Evidence gathered in Britain and the Netherlands of an alleged plot by former Crime Commission investigator Mark Standen to import $120 million worth of drugs may take up to four months to be handed to the Australian Federal Police.
The delay in transcribing into English evidence from telephone intercepts of the alleged deal with a Dutch crime syndicate was revealed by the AFP in Sydney’s Central Local Court today.
Magistrate Allan Moore was told that Federal Police had already given Standen’s defence team 13 volumes of evidence of its two-year surveillance and phone and email intercept operation on him in Australia, which uncovered the drug conspiracy.

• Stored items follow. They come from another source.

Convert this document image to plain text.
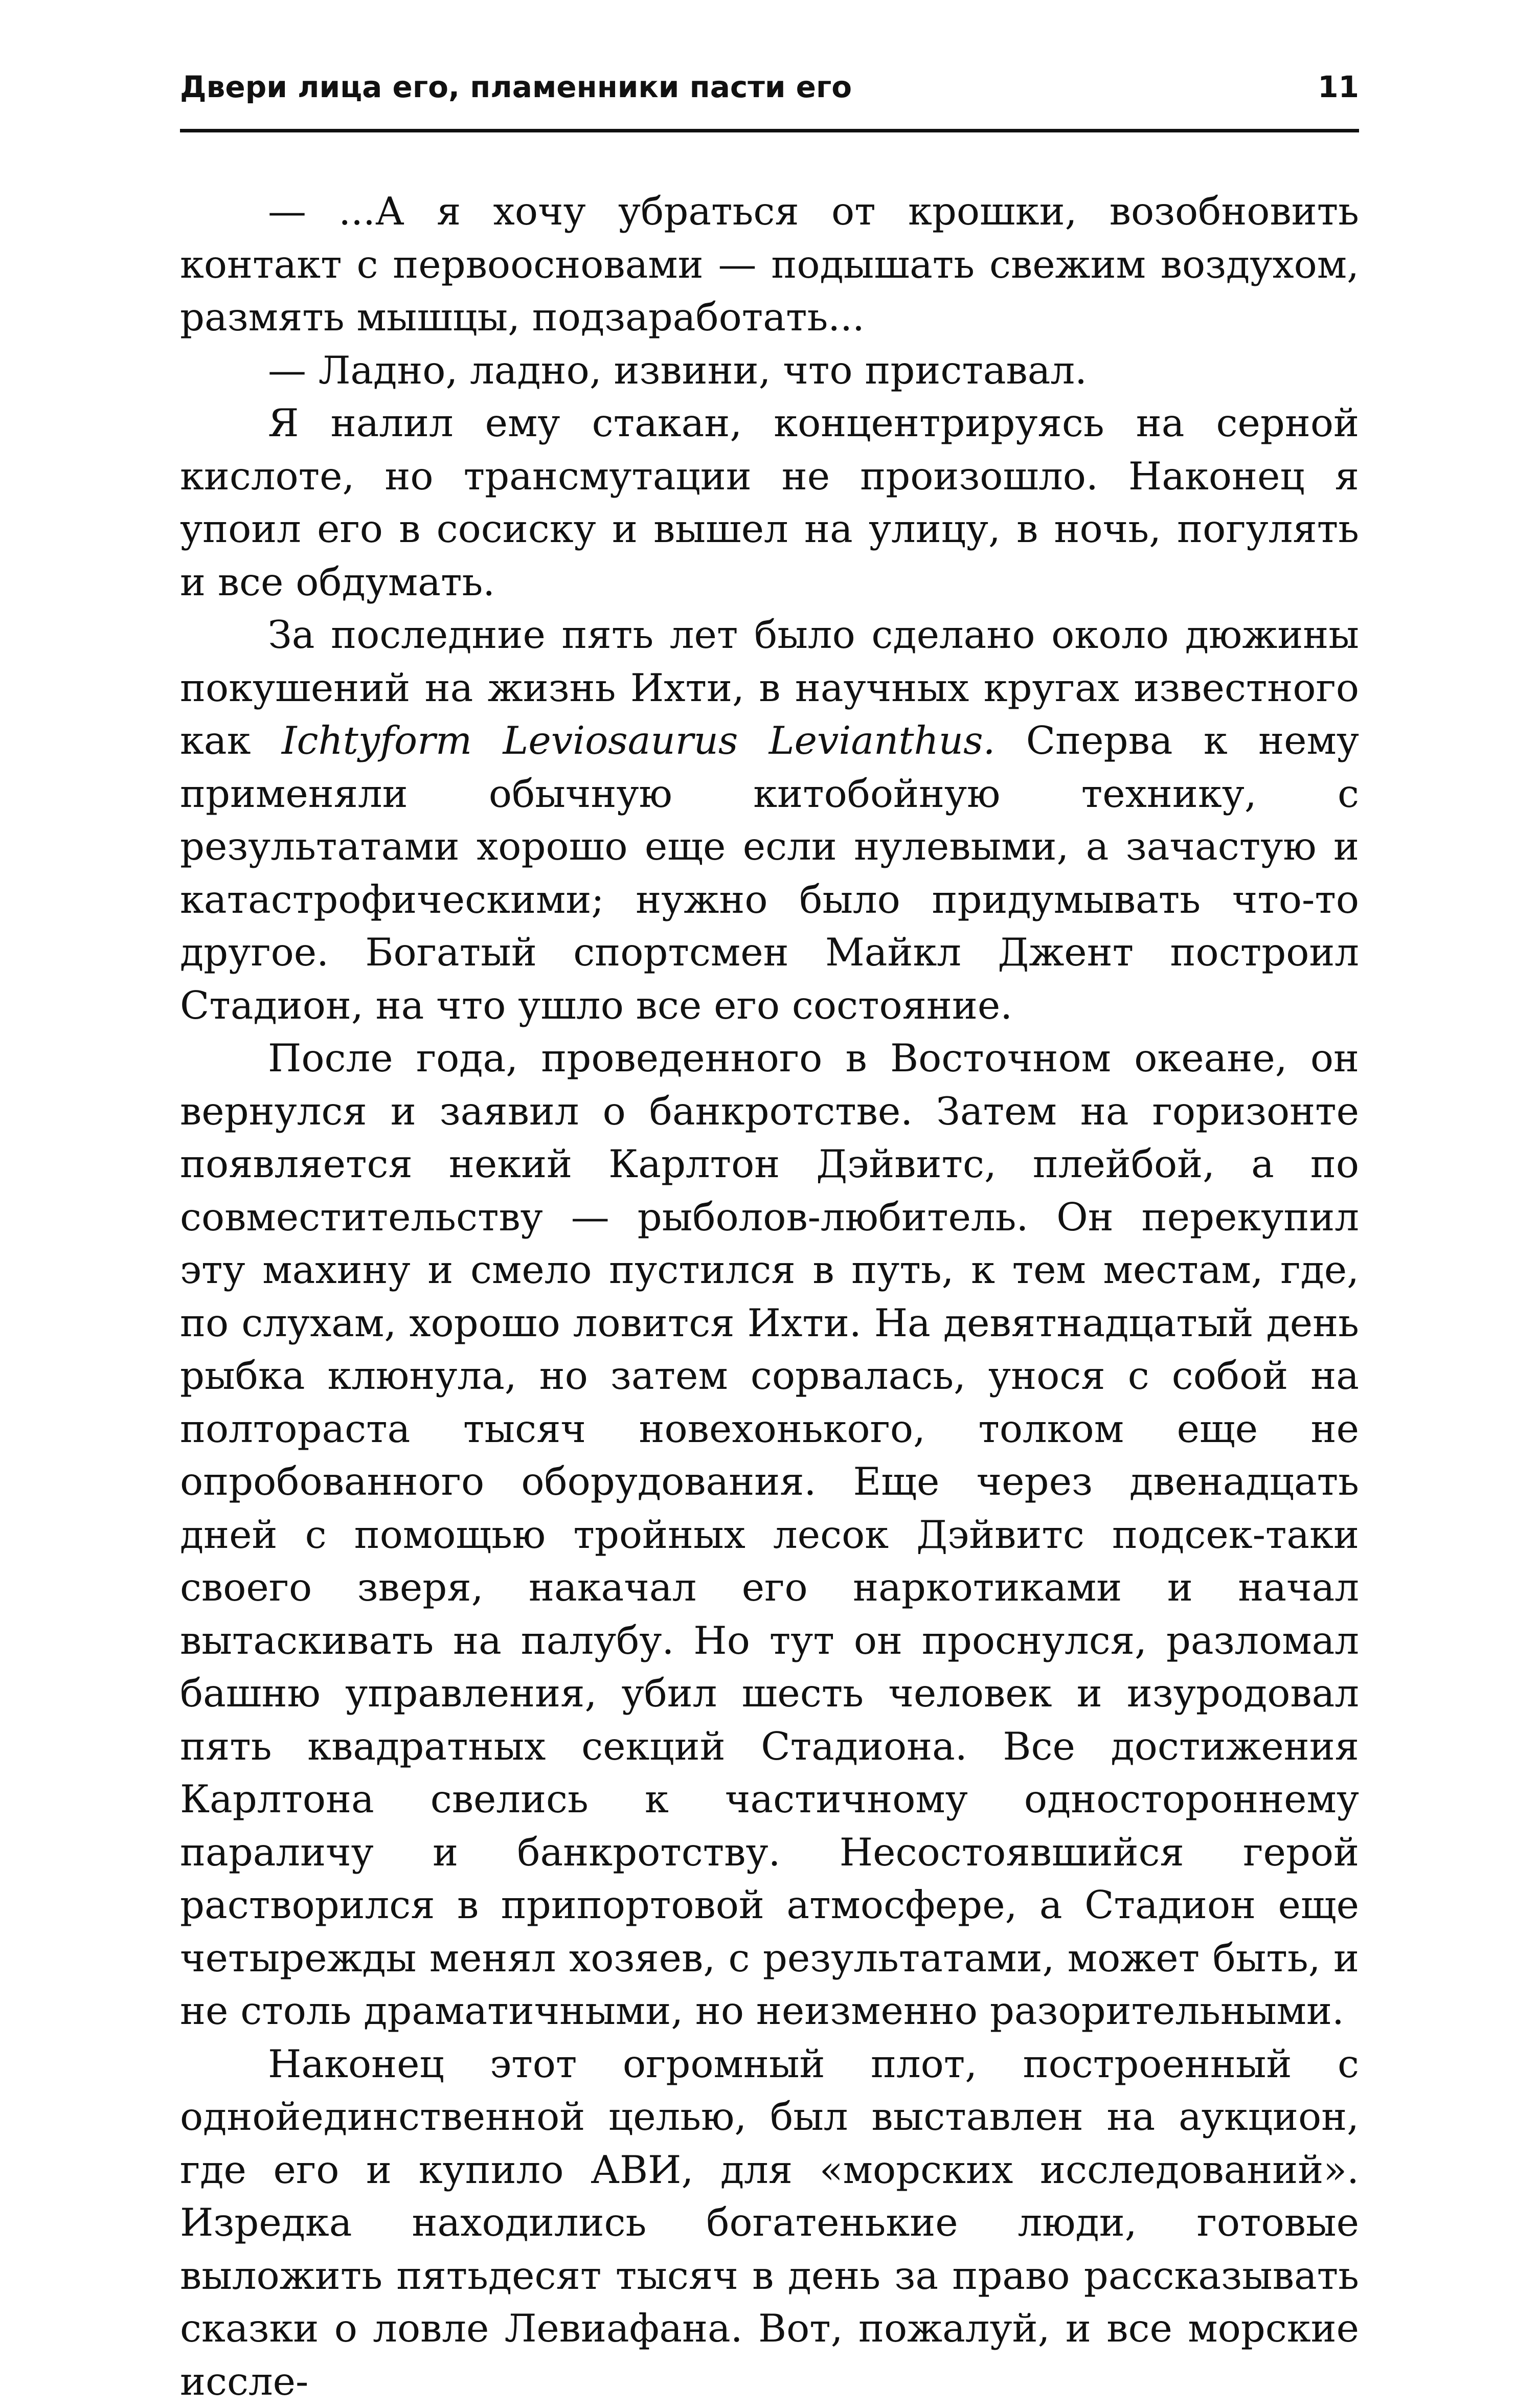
Двери лица его, пламенники пасти его	11

— ...А я хочу убраться от крошки, возобновить контакт с первоосновами — подышать свежим воздухом, размять мышцы, подзаработать...

— Ладно, ладно, извини, что приставал.

Я налил ему стакан, концентрируясь на серной кислоте, но трансмутации не произошло. Наконец я упоил его в сосиску и вышел на улицу, в ночь, погулять и все обдумать.

За последние пять лет было сделано около дюжины покушений на жизнь Ихти, в научных кругах известного как Ichtyform Leviosaurus Levianthus. Сперва к нему применяли обычную китобойную технику, с результатами хорошо еще если нулевыми, а зачастую и катастрофическими; нужно было придумывать что-то другое. Богатый спортсмен Майкл Джент построил Стадион, на что ушло все его состояние.

После года, проведенного в Восточном океане, он вернулся и заявил о банкротстве. Затем на горизонте появляется некий Карлтон Дэйвитс, плейбой, а по совместительству — рыболов-любитель. Он перекупил эту махину и смело пустился в путь, к тем местам, где, по слухам, хорошо ловится Ихти. На девятнадцатый день рыбка клюнула, но затем сорвалась, унося с собой на полтораста тысяч новехонького, толком еще не опробованного оборудования. Еще через двенадцать дней с помощью тройных лесок Дэйвитс подсек-таки своего зверя, накачал его наркотиками и начал вытаскивать на палубу. Но тут он проснулся, разломал башню управления, убил шесть человек и изуродовал пять квадратных секций Стадиона. Все достижения Карлтона свелись к частичному одностороннему параличу и банкротству. Несостоявшийся герой растворился в припортовой атмосфере, а Стадион еще четырежды менял хозяев, с результатами, может быть, и не столь драматичными, но неизменно разорительными.

Наконец этот огромный плот, построенный с однойединственной целью, был выставлен на аукцион, где его и купило АВИ, для «морских исследований». Изредка находились богатенькие люди, готовые выложить пятьдесят тысяч в день за право рассказывать сказки о ловле Левиафана. Вот, пожалуй, и все морские иссле-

Standen, who did not appear before the court today, was charged last June with conspiring to import 600 kilograms of pseudoephedrine into Australia from Pakistan in a deal struck with a Dutch crime gang.
The precursor drugs, which were to have been hidden in bags of rice, were sufficient to make 500 kilograms of the drug ice worth $120 million, police have alleged in previous evidence.

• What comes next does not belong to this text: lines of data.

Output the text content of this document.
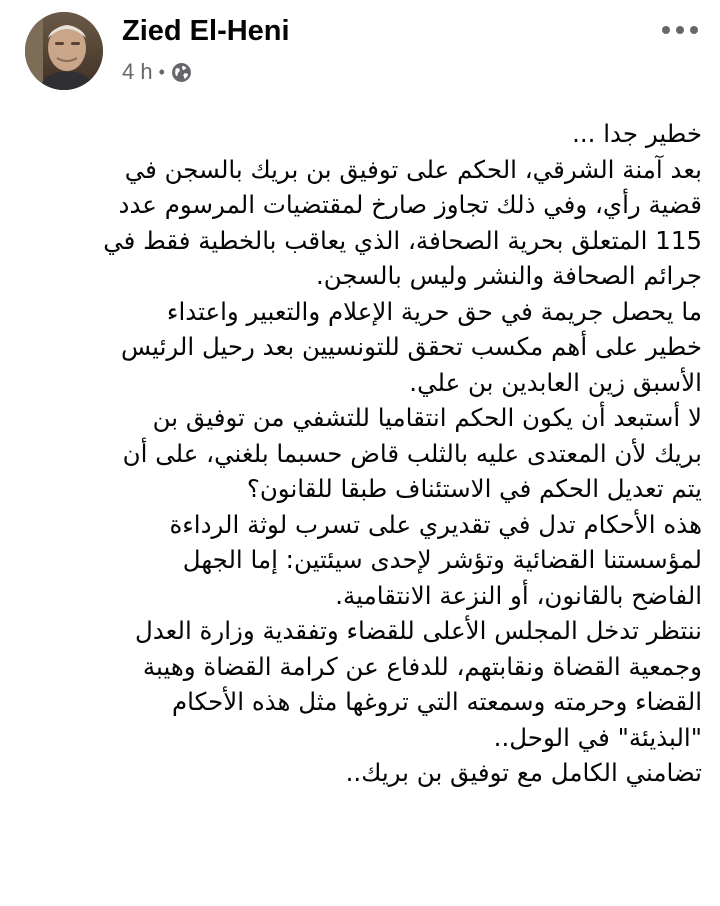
Zied El-Heni
4 h •
خطير جدا ...
بعد آمنة الشرقي، الحكم على توفيق بن بريك بالسجن في
قضية رأي، وفي ذلك تجاوز صارخ لمقتضيات المرسوم عدد
115 المتعلق بحرية الصحافة، الذي يعاقب بالخطية فقط في
جرائم الصحافة والنشر وليس بالسجن.
ما يحصل جريمة في حق حرية الإعلام والتعبير واعتداء
خطير على أهم مكسب تحقق للتونسيين بعد رحيل الرئيس
الأسبق زين العابدين بن علي.
لا أستبعد أن يكون الحكم انتقاميا للتشفي من توفيق بن
بريك لأن المعتدى عليه بالثلب قاض حسبما بلغني، على أن
يتم تعديل الحكم في الاستئناف طبقا للقانون؟
هذه الأحكام تدل في تقديري على تسرب لوثة الرداءة
لمؤسستنا القضائية وتؤشر لإحدى سيئتين: إما الجهل
الفاضح بالقانون، أو النزعة الانتقامية.
ننتظر تدخل المجلس الأعلى للقضاء وتفقدية وزارة العدل
وجمعية القضاة ونقابتهم، للدفاع عن كرامة القضاة وهيبة
القضاء وحرمته وسمعته التي تروغها مثل هذه الأحكام
"البذيئة" في الوحل..
تضامني الكامل مع توفيق بن بريك..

Standen, 51, has been charged with conspiring with Blacktown food wholesaler Bakhos “Bill” Jalalaty, 45, and Briton James Kinch, 49.
Kinch, the alleged British go-between with the Dutch crime gang, was arrested in Thailand last June and is fighting extradition to Australia.
Jalalaty appeared briefly before Central Local Court today via a video link from Park Lea jail but did not apply for bail.
Both he and Standen were ordered to reappear before the court on September 10 when Standen’s legal team are expected to make a renewed bid for him to be released on bail.
In remanding both men to remain in custody, Mr Moore also ordered Corrective Services to provide Standen, who is in strict isolation, with a computer so he can read and listen to the evidence against him.